New crackdown to ease shared space congestion

Traffic ignoring 'no right turn' signs
Traffic ignoring 'no right turn' signs

Tough new traffic rules are being brought in to help ease congestion on Preston’s controversial shared space scheme.

Bus lanes and cameras are amongst the measures announced today in an attempt to rid Fishergate and its surrounding roads of nose-to-tail jams.

County Hall bosses have reacted to widespread criticism of their £3.4m Central Gateway project by getting tough on drivers who cause bottlenecks by flouting the regulations.

A £60 fine will be issued to anyone caught by the new cameras turning right out of Butler Street towards Corporation Street.

And the bus lanes will be introduced in both directions on Fishergate on a trial basis to further prevent motorists causing hold-ups.

The new restrictions are being brought in after traffic monitoring showed around one in four drivers are ignoring the “no right turn” signs at the top of Butler Street.

More signs will now be added at that problem junction to make motorists more aware of the rule.

“We have taken time to develop the right proposals that should help to improve people’s journeys, by looking at the particular junctions where there have been problems and considering the overall capacity and layout of the surrounding network,” said Coun John Fillis, LCC cabinet member for highways and transport.

The changes, announced at County Hall today, are:

• New “no right turn” signs at the top of Butler Street from Monday October 17.

• A “bus only” lane for a trial period between Butler Street and Corporation Street in the direction of the city centre.

• A new camera to monitor the bus only lane with a £60 fixed penalty for drivers who ignore it.

• A new “bus and taxi” lane between Mount Street and Corporation Street, heading towards the railway station, between 11am and 6pm from October 31. That too will be for a trial period.

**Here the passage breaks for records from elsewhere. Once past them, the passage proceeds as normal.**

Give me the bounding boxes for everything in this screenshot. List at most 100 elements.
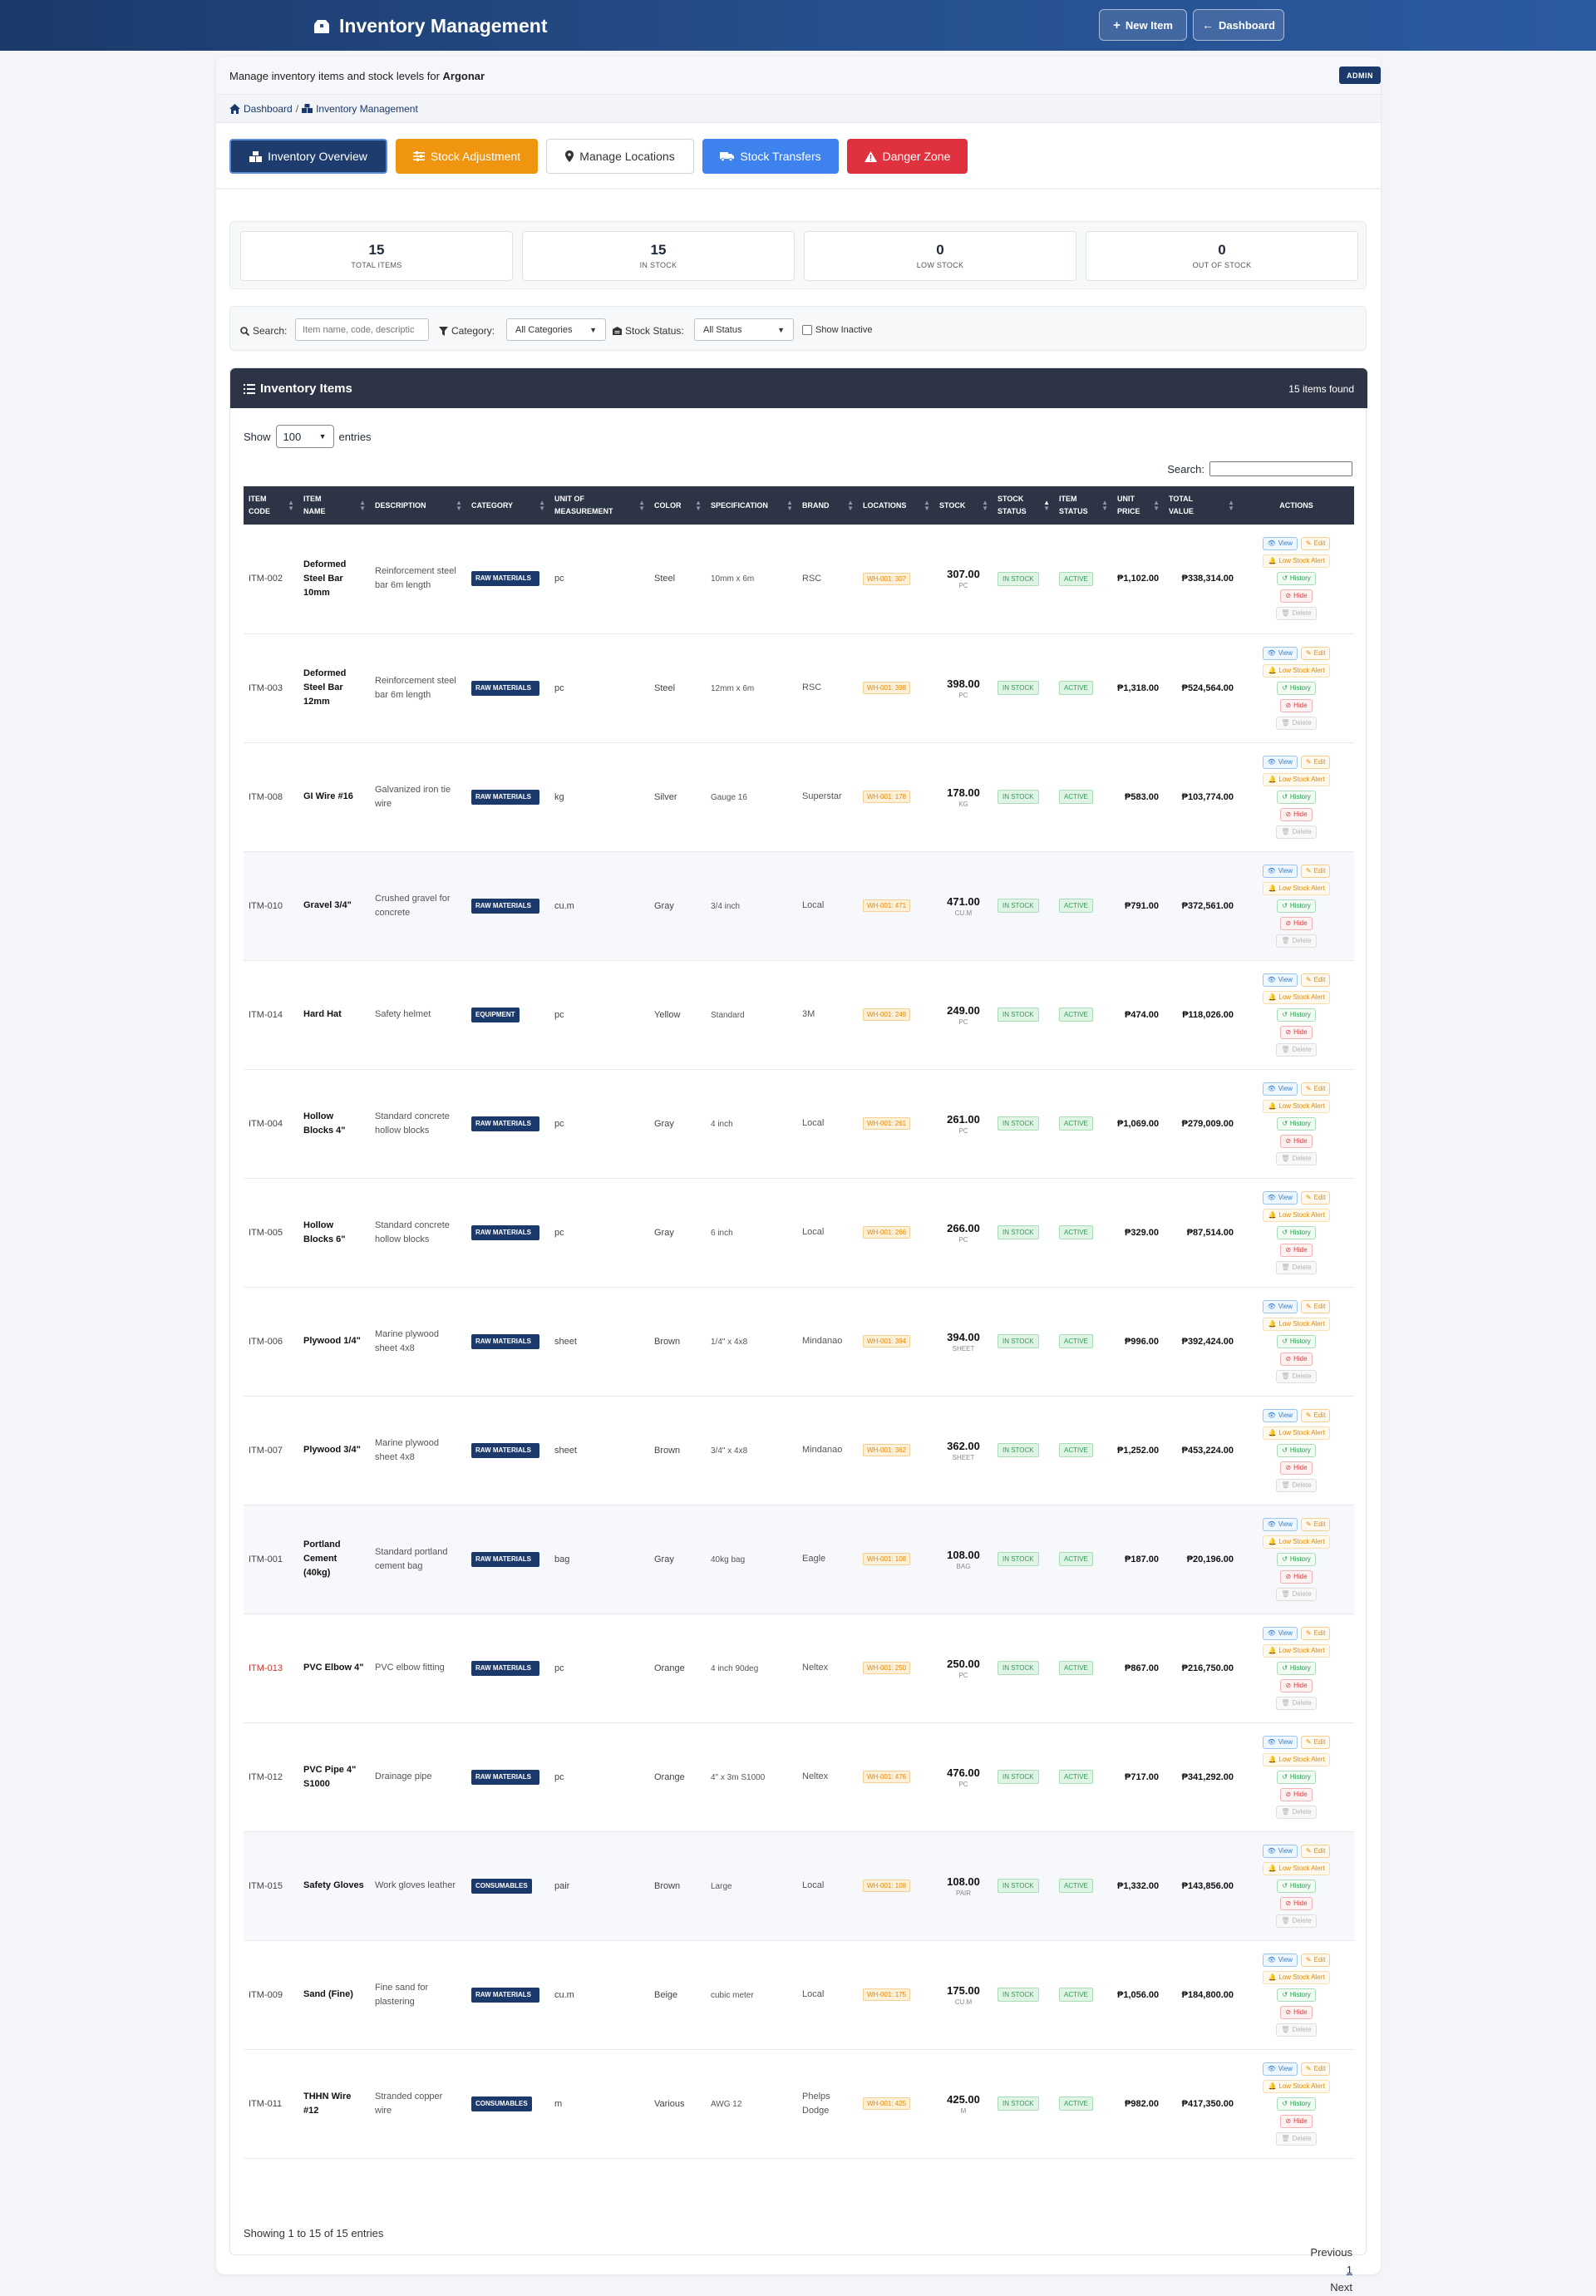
tab-stock-transfers[interactable]: Stock Transfers: [702, 139, 839, 174]
history-button[interactable]: ↺ History: [1277, 1552, 1316, 1566]
view-button[interactable]: 👁 View: [1262, 1626, 1298, 1640]
edit-button[interactable]: ✎ Edit: [1300, 1408, 1331, 1422]
delete-button[interactable]: 🗑 Delete: [1276, 934, 1317, 948]
column-header[interactable]: ITEM STATUS ▲ ▼: [1054, 486, 1112, 525]
edit-button[interactable]: ✎ Edit: [1300, 1081, 1331, 1096]
low-stock-alert-button[interactable]: 🔔 Low Stock Alert: [1263, 663, 1330, 677]
low-stock-alert-button[interactable]: 🔔 Low Stock Alert: [1263, 1317, 1330, 1331]
stock-status-select[interactable]: All Status ▼: [694, 318, 794, 341]
low-stock-alert-button[interactable]: 🔔 Low Stock Alert: [1263, 2079, 1330, 2093]
low-stock-alert-button[interactable]: 🔔 Low Stock Alert: [1263, 1970, 1330, 1984]
column-header[interactable]: ITEM CODE ▲ ▼: [244, 486, 298, 525]
low-stock-alert-button[interactable]: 🔔 Low Stock Alert: [1263, 1861, 1330, 1875]
low-stock-alert-button[interactable]: 🔔 Low Stock Alert: [1263, 1208, 1330, 1222]
view-button[interactable]: 👁 View: [1262, 1408, 1298, 1422]
hide-button[interactable]: ⊘ Hide: [1280, 1787, 1313, 1801]
view-button[interactable]: 👁 View: [1262, 973, 1298, 987]
hide-button[interactable]: ⊘ Hide: [1280, 807, 1313, 821]
view-button[interactable]: 👁 View: [1262, 1844, 1298, 1858]
hide-button[interactable]: ⊘ Hide: [1280, 1896, 1313, 1910]
delete-button[interactable]: 🗑 Delete: [1276, 1042, 1317, 1057]
history-button[interactable]: ↺ History: [1277, 1008, 1316, 1022]
edit-button[interactable]: ✎ Edit: [1300, 646, 1331, 660]
delete-button[interactable]: 🗑 Delete: [1276, 716, 1317, 730]
low-stock-alert-button[interactable]: 🔔 Low Stock Alert: [1263, 1099, 1330, 1113]
delete-button[interactable]: 🗑 Delete: [1276, 1478, 1317, 1492]
column-header[interactable]: STOCK STATUS ▲ ▼: [993, 486, 1054, 525]
view-button[interactable]: 👁 View: [1262, 537, 1298, 551]
table-search-input[interactable]: [1209, 461, 1352, 476]
hide-button[interactable]: ⊘ Hide: [1280, 589, 1313, 604]
low-stock-alert-button[interactable]: 🔔 Low Stock Alert: [1263, 881, 1330, 895]
delete-button[interactable]: 🗑 Delete: [1276, 1587, 1317, 1601]
previous-page-button[interactable]: Previous: [1310, 2246, 1352, 2259]
column-header[interactable]: STOCK ▲ ▼: [934, 486, 993, 525]
delete-button[interactable]: 🗑 Delete: [1276, 2131, 1317, 2146]
new-item-button[interactable]: + New Item: [1099, 9, 1187, 41]
low-stock-alert-button[interactable]: 🔔 Low Stock Alert: [1263, 1535, 1330, 1549]
tab-inventory-overview[interactable]: Inventory Overview: [229, 139, 387, 174]
dashboard-button[interactable]: ← Dashboard: [1193, 9, 1284, 41]
delete-button[interactable]: 🗑 Delete: [1276, 825, 1317, 839]
hide-button[interactable]: ⊘ Hide: [1280, 916, 1313, 930]
hide-button[interactable]: ⊘ Hide: [1280, 1243, 1313, 1257]
next-page-button[interactable]: Next: [1330, 2281, 1352, 2294]
hide-button[interactable]: ⊘ Hide: [1280, 698, 1313, 712]
low-stock-alert-button[interactable]: 🔔 Low Stock Alert: [1263, 554, 1330, 569]
column-header[interactable]: LOCATIONS ▲ ▼: [858, 486, 934, 525]
column-header[interactable]: UNIT PRICE ▲ ▼: [1112, 486, 1164, 525]
view-button[interactable]: 👁 View: [1262, 864, 1298, 878]
history-button[interactable]: ↺ History: [1277, 1661, 1316, 1675]
edit-button[interactable]: ✎ Edit: [1300, 2062, 1331, 2076]
edit-button[interactable]: ✎ Edit: [1300, 1953, 1331, 1967]
history-button[interactable]: ↺ History: [1277, 1225, 1316, 1239]
column-header[interactable]: CATEGORY ▲ ▼: [466, 486, 549, 525]
edit-button[interactable]: ✎ Edit: [1300, 537, 1331, 551]
history-button[interactable]: ↺ History: [1277, 2096, 1316, 2111]
column-header[interactable]: COLOR ▲ ▼: [649, 486, 706, 525]
hide-button[interactable]: ⊘ Hide: [1280, 1352, 1313, 1366]
delete-button[interactable]: 🗑 Delete: [1276, 1369, 1317, 1383]
delete-button[interactable]: 🗑 Delete: [1276, 1260, 1317, 1274]
view-button[interactable]: 👁 View: [1262, 755, 1298, 769]
edit-button[interactable]: ✎ Edit: [1300, 973, 1331, 987]
show-inactive-toggle[interactable]: Show Inactive: [802, 325, 872, 335]
view-button[interactable]: 👁 View: [1262, 2062, 1298, 2076]
edit-button[interactable]: ✎ Edit: [1300, 1517, 1331, 1531]
low-stock-alert-button[interactable]: 🔔 Low Stock Alert: [1263, 1426, 1330, 1440]
breadcrumb-home[interactable]: Dashboard: [244, 102, 293, 115]
view-button[interactable]: 👁 View: [1262, 646, 1298, 660]
history-button[interactable]: ↺ History: [1277, 1988, 1316, 2002]
column-header[interactable]: SPECIFICATION ▲ ▼: [706, 486, 797, 525]
edit-button[interactable]: ✎ Edit: [1300, 1735, 1331, 1749]
history-button[interactable]: ↺ History: [1277, 1443, 1316, 1457]
history-button[interactable]: ↺ History: [1277, 681, 1316, 695]
delete-button[interactable]: 🗑 Delete: [1276, 1696, 1317, 1710]
column-header[interactable]: TOTAL VALUE ▲ ▼: [1164, 486, 1239, 525]
history-button[interactable]: ↺ History: [1277, 1334, 1316, 1348]
hide-button[interactable]: ⊘ Hide: [1280, 2005, 1313, 2019]
view-button[interactable]: 👁 View: [1262, 1299, 1298, 1313]
hide-button[interactable]: ⊘ Hide: [1280, 1678, 1313, 1692]
column-header[interactable]: BRAND ▲ ▼: [797, 486, 858, 525]
page-1-button[interactable]: 1: [1346, 2264, 1352, 2276]
edit-button[interactable]: ✎ Edit: [1300, 1844, 1331, 1858]
show-inactive-checkbox[interactable]: [802, 325, 812, 335]
delete-button[interactable]: 🗑 Delete: [1276, 2023, 1317, 2037]
tab-danger-zone[interactable]: Danger Zone: [847, 139, 968, 174]
hide-button[interactable]: ⊘ Hide: [1280, 1134, 1313, 1148]
delete-button[interactable]: 🗑 Delete: [1276, 607, 1317, 621]
history-button[interactable]: ↺ History: [1277, 572, 1316, 586]
hide-button[interactable]: ⊘ Hide: [1280, 1569, 1313, 1584]
edit-button[interactable]: ✎ Edit: [1300, 864, 1331, 878]
tab-manage-locations[interactable]: Manage Locations: [546, 139, 694, 174]
delete-button[interactable]: 🗑 Delete: [1276, 1151, 1317, 1165]
edit-button[interactable]: ✎ Edit: [1300, 1626, 1331, 1640]
tab-stock-adjustment[interactable]: Stock Adjustment: [396, 139, 538, 174]
delete-button[interactable]: 🗑 Delete: [1276, 1914, 1317, 1928]
hide-button[interactable]: ⊘ Hide: [1280, 1461, 1313, 1475]
history-button[interactable]: ↺ History: [1277, 1116, 1316, 1131]
low-stock-alert-button[interactable]: 🔔 Low Stock Alert: [1263, 1752, 1330, 1766]
history-button[interactable]: ↺ History: [1277, 1879, 1316, 1893]
search-input[interactable]: Item name, code, descriptic: [295, 318, 429, 341]
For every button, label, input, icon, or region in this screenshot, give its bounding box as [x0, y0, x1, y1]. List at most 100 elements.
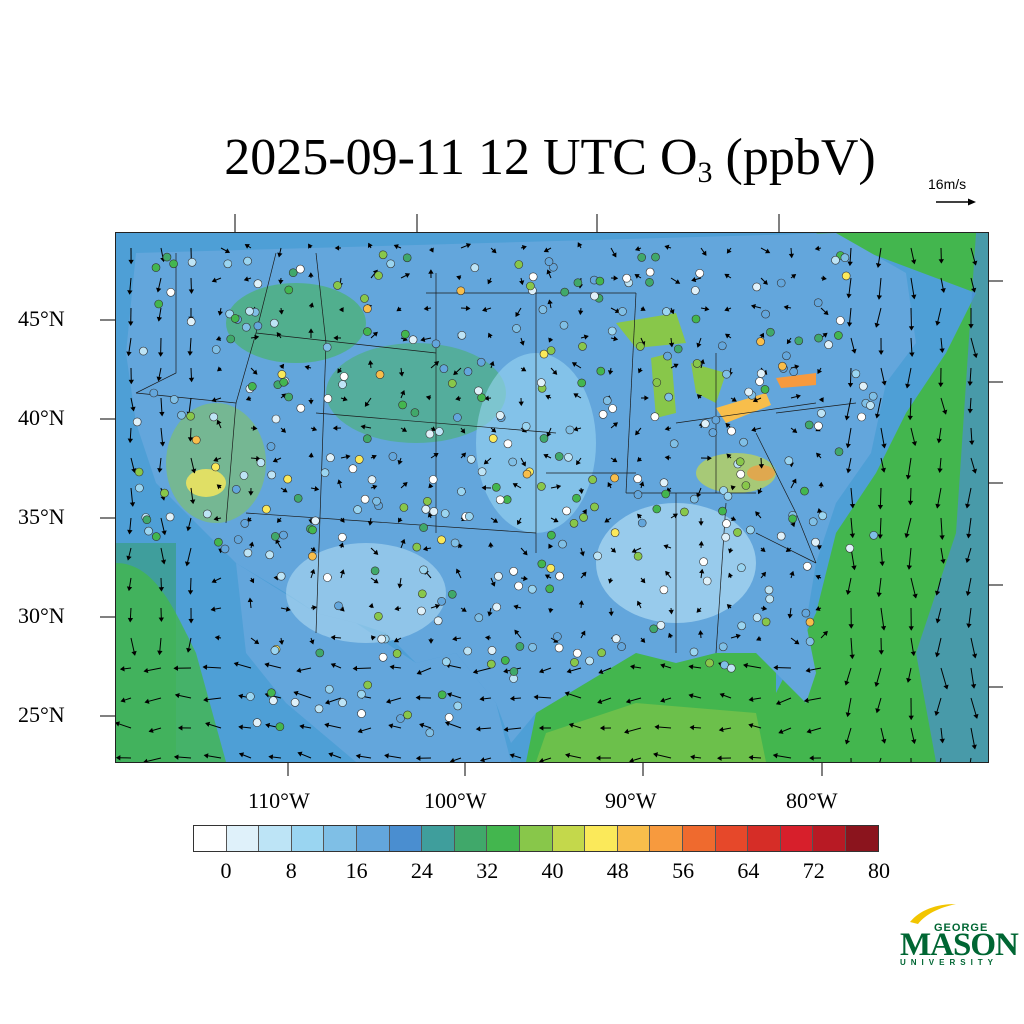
station-marker: [555, 571, 564, 581]
station-marker: [457, 487, 466, 496]
station-marker: [334, 601, 343, 611]
wind-vector-head: [971, 468, 978, 474]
wind-vector-head: [660, 663, 666, 669]
colorbar-tick-label: 0: [220, 858, 232, 883]
wind-vector-head: [573, 426, 579, 432]
wind-vector-head: [538, 725, 544, 731]
wind-vector-head: [482, 306, 488, 312]
station-marker: [835, 316, 845, 325]
wind-vector-head: [389, 664, 395, 670]
station-marker: [203, 509, 212, 519]
wind-vector-head: [881, 443, 887, 449]
station-marker: [243, 256, 252, 266]
station-marker: [776, 531, 786, 541]
colorbar-tick-label: 72: [802, 858, 825, 883]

The county council has been bombarded with complaints about the shared space scheme since it was first introduced two years ago. Drivers have complained about being stuck in jams for up to three hours at busy times and research has shown some shoppers are turning their backs on the city centre because of the problems.

Officers say they have consulted with Preston BID, the city council, Virgin Trains, the managers of the Fishergate and St George’s shopping centres and other business people before coming up with the changes.

They will review the scheme again in six months time to see if the new measures have helped ease congestion.